誠に不本意ではございますが、その求婚お受けいたします
「母のことを覚えててくれたんですね」
「……忘れるわけがない」
「その言葉が聞けてよかったです。母も喜んでいると思います」
本当に……良かったね、お母さん。
2人がどうして別れたのかずっと疑問だったけど、少なくとも嫌いで別れたわけじゃなかったんだね。

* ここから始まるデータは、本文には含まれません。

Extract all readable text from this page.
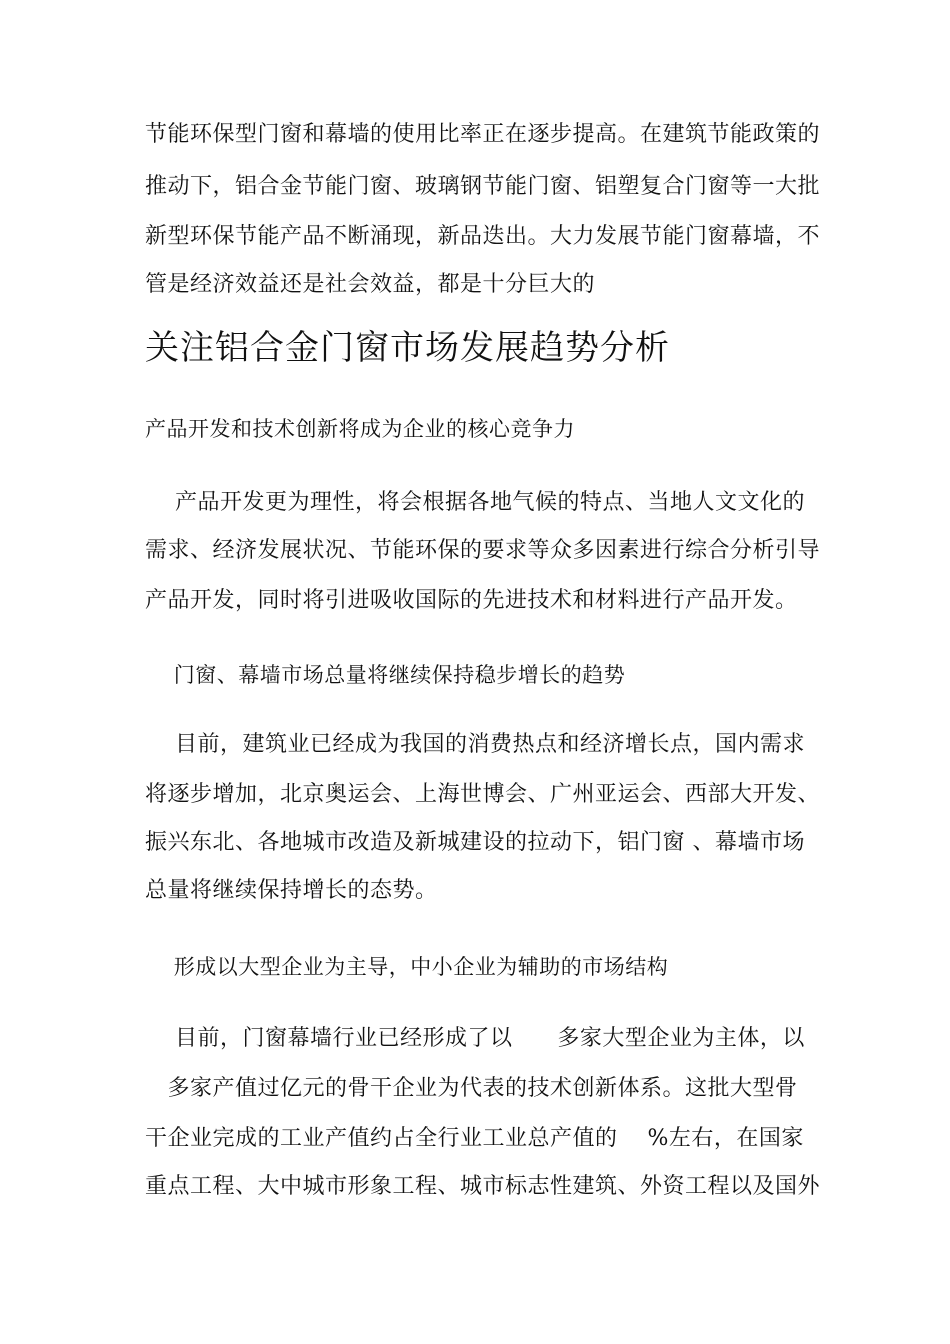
节能环保型门窗和幕墙的使用比率正在逐步提高。在建筑节能政策的
推动下，铝合金节能门窗、玻璃钢节能门窗、铝塑复合门窗等一大批
新型环保节能产品不断涌现，新品迭出。大力发展节能门窗幕墙，不
管是经济效益还是社会效益，都是十分巨大的
关注铝合金门窗市场发展趋势分析
产品开发和技术创新将成为企业的核心竞争力
产品开发更为理性，将会根据各地气候的特点、当地人文文化的
需求、经济发展状况、节能环保的要求等众多因素进行综合分析引导
产品开发，同时将引进吸收国际的先进技术和材料进行产品开发。
门窗、幕墙市场总量将继续保持稳步增长的趋势
目前，建筑业已经成为我国的消费热点和经济增长点，国内需求
将逐步增加，北京奥运会、上海世博会、广州亚运会、西部大开发、
振兴东北、各地城市改造及新城建设的拉动下，铝门窗 、幕墙市场
总量将继续保持增长的态势。
形成以大型企业为主导，中小企业为辅助的市场结构
目前，门窗幕墙行业已经形成了以      多家大型企业为主体，以
多家产值过亿元的骨干企业为代表的技术创新体系。这批大型骨
干企业完成的工业产值约占全行业工业总产值的    %左右，在国家
重点工程、大中城市形象工程、城市标志性建筑、外资工程以及国外
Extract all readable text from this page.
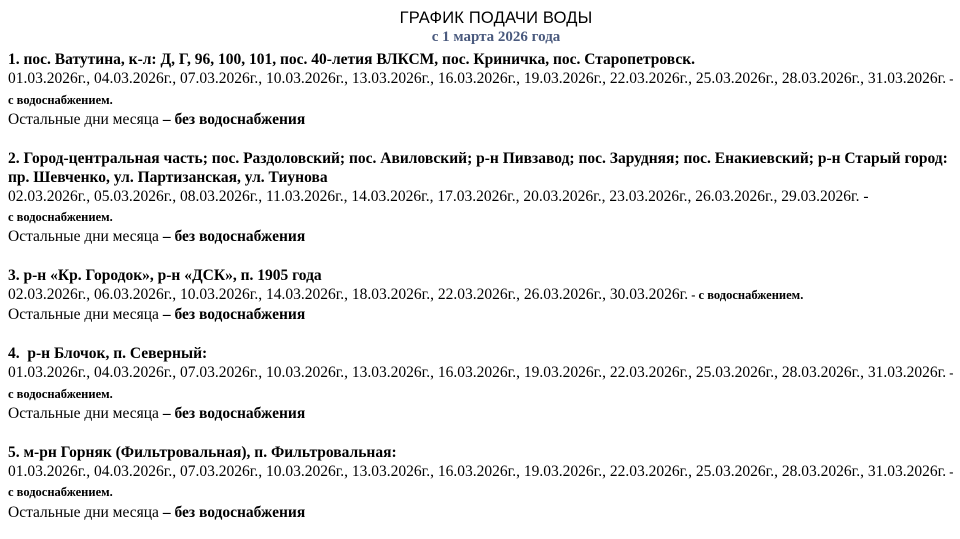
ГРАФИК ПОДАЧИ ВОДЫ
с 1 марта 2026 года
1. пос. Ватутина, к-л: Д, Г, 96, 100, 101, пос. 40-летия ВЛКСМ, пос. Криничка, пос. Старопетровск.
01.03.2026г., 04.03.2026г., 07.03.2026г., 10.03.2026г., 13.03.2026г., 16.03.2026г., 19.03.2026г., 22.03.2026г., 25.03.2026г., 28.03.2026г., 31.03.2026г. - с водоснабжением.
Остальные дни месяца – без водоснабжения
2. Город-центральная часть; пос. Раздоловский; пос. Авиловский; р-н Пивзавод; пос. Зарудняя; пос. Енакиевский; р-н Старый город: пр. Шевченко, ул. Партизанская, ул. Тиунова
02.03.2026г., 05.03.2026г., 08.03.2026г., 11.03.2026г., 14.03.2026г., 17.03.2026г., 20.03.2026г., 23.03.2026г., 26.03.2026г., 29.03.2026г. -
с водоснабжением.
Остальные дни месяца – без водоснабжения
3. р-н «Кр. Городок», р-н «ДСК», п. 1905 года
02.03.2026г., 06.03.2026г., 10.03.2026г., 14.03.2026г., 18.03.2026г., 22.03.2026г., 26.03.2026г., 30.03.2026г. - с водоснабжением.
Остальные дни месяца – без водоснабжения
4.  р-н Блочок, п. Северный:
01.03.2026г., 04.03.2026г., 07.03.2026г., 10.03.2026г., 13.03.2026г., 16.03.2026г., 19.03.2026г., 22.03.2026г., 25.03.2026г., 28.03.2026г., 31.03.2026г. - с водоснабжением.
Остальные дни месяца – без водоснабжения
5. м-рн Горняк (Фильтровальная), п. Фильтровальная:
01.03.2026г., 04.03.2026г., 07.03.2026г., 10.03.2026г., 13.03.2026г., 16.03.2026г., 19.03.2026г., 22.03.2026г., 25.03.2026г., 28.03.2026г., 31.03.2026г. - с водоснабжением.
Остальные дни месяца – без водоснабжения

亡くなってからも、こうして思い出してくれる人がいて私も嬉しい。
あの頃の記憶が、辛いものじゃなくて良かった。
私にとってもあの頃の思い出は……。
(あれ、ちょっと待って)
お父さんが、あの時の『おじさま』ということは、『シンお兄ちゃん』は?
おじさまの息子で、跡継ぎなんだってよく話していた。
シン、お兄ちゃん。
シンってもしかして、新? ということは……。
「あ、あの」
「そろそろ失礼するよ。あまり遅くなると家内がうるさい」
「え、あっ」
「家内には、君が零の娘であることを知られたくない。別に隠すことでもないが、どう考えても面倒なことにしかならないからね」
「そうですね」
「私も君のことは零の娘ではなく、息子の嫁として接するから、そのつもりでいてくれ」
「分かりました」
確かにお母さんの性格上、私がお父さんの昔の恋人の娘だと知ったら発狂しそう。
だったら、もう昔のことは胸にしまっておいたほうがいい。
そう分かっていても、私の胸は高鳴っていた。